Other programs that the city funds include Our Roots Chicago, which plants trees in areas with less access to shade, and the Sustainable Development Policy, an effort to increase resiliency through building design.
Illinois’ actions will be perhaps even more important than the city’s in the next few years. States will need to take the lead in protecting the climate and environment, Howard Learner, CEO and executive director of the Environmental Law & Policy Center, a Chicago-based advocacy group that operates throughout the Midwest, told Inside Climate News.

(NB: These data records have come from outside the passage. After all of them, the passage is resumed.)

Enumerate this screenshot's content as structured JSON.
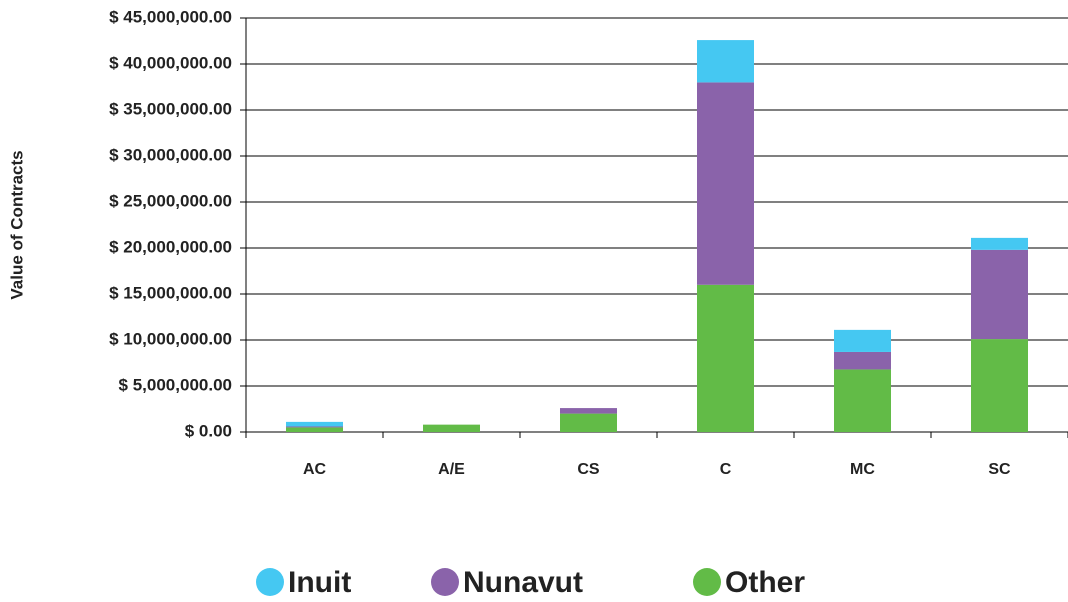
{
  "chart_data": {
    "type": "stacked_bar",
    "y_label": "Value of Contracts",
    "categories": [
      "AC",
      "A/E",
      "CS",
      "C",
      "MC",
      "SC"
    ],
    "series": [
      {
        "name": "Inuit",
        "color": "#45c8f2",
        "values": [
          500000,
          0,
          0,
          4600000,
          2400000,
          1300000
        ]
      },
      {
        "name": "Nunavut",
        "color": "#8a63aa",
        "values": [
          100000,
          0,
          600000,
          22000000,
          1900000,
          9700000
        ]
      },
      {
        "name": "Other",
        "color": "#62bb47",
        "values": [
          500000,
          800000,
          2000000,
          16000000,
          6800000,
          10100000
        ]
      }
    ],
    "ylim": [
      0,
      45000000
    ],
    "yticks": [
      {
        "value": 0,
        "label": "$ 0.00"
      },
      {
        "value": 5000000,
        "label": "$ 5,000,000.00"
      },
      {
        "value": 10000000,
        "label": "$ 10,000,000.00"
      },
      {
        "value": 15000000,
        "label": "$ 15,000,000.00"
      },
      {
        "value": 20000000,
        "label": "$ 20,000,000.00"
      },
      {
        "value": 25000000,
        "label": "$ 25,000,000.00"
      },
      {
        "value": 30000000,
        "label": "$ 30,000,000.00"
      },
      {
        "value": 35000000,
        "label": "$ 35,000,000.00"
      },
      {
        "value": 40000000,
        "label": "$ 40,000,000.00"
      },
      {
        "value": 45000000,
        "label": "$ 45,000,000.00"
      }
    ],
    "grid": true,
    "legend": "bottom"
  }
}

Experts from the Illinois Environmental Council (IEC), a Springfield-based public policy organization, believe the state will still commit to climate initiatives such as renewable energy, although Chicago will have to consider the possible reality that IRA funding will be eliminated.
“Part of it is just speculative, so we don’t know how aggressive the new administration is going to be in taking back those funds,” said Iyana Simba, city programs director at IEC.
“I think we have to assume that things will be terrible,” said Jennifer Walling, IEC’s executive director. “But also, there is current money that still needs to be spent, and a lot of it is in the door already. I think it’ll take a while for the IRA to be completely unwound, and there will be pieces that aren’t unwound. It’s not completely predictable what will occur, and we should make the best use of the funds that are in the door already.”
Both Simba and Walling said that IEC will continue to push for policies that would help the city reach its climate goals, such as the Cumulative Impact Ordinance, which aims to identify environmental justice communities and develop action plans that will lessen their environmental burdens, and the Clean and Affordable Buildings Ordinance, which would set an indoor emissions standard in newly built commercial and residential buildings and homes.
In December, IEC published an analysis of Chicago’s 2025 budget recommendations, in which the mayor proposed increasing the budget for the Department of Environment by almost $1.9 million.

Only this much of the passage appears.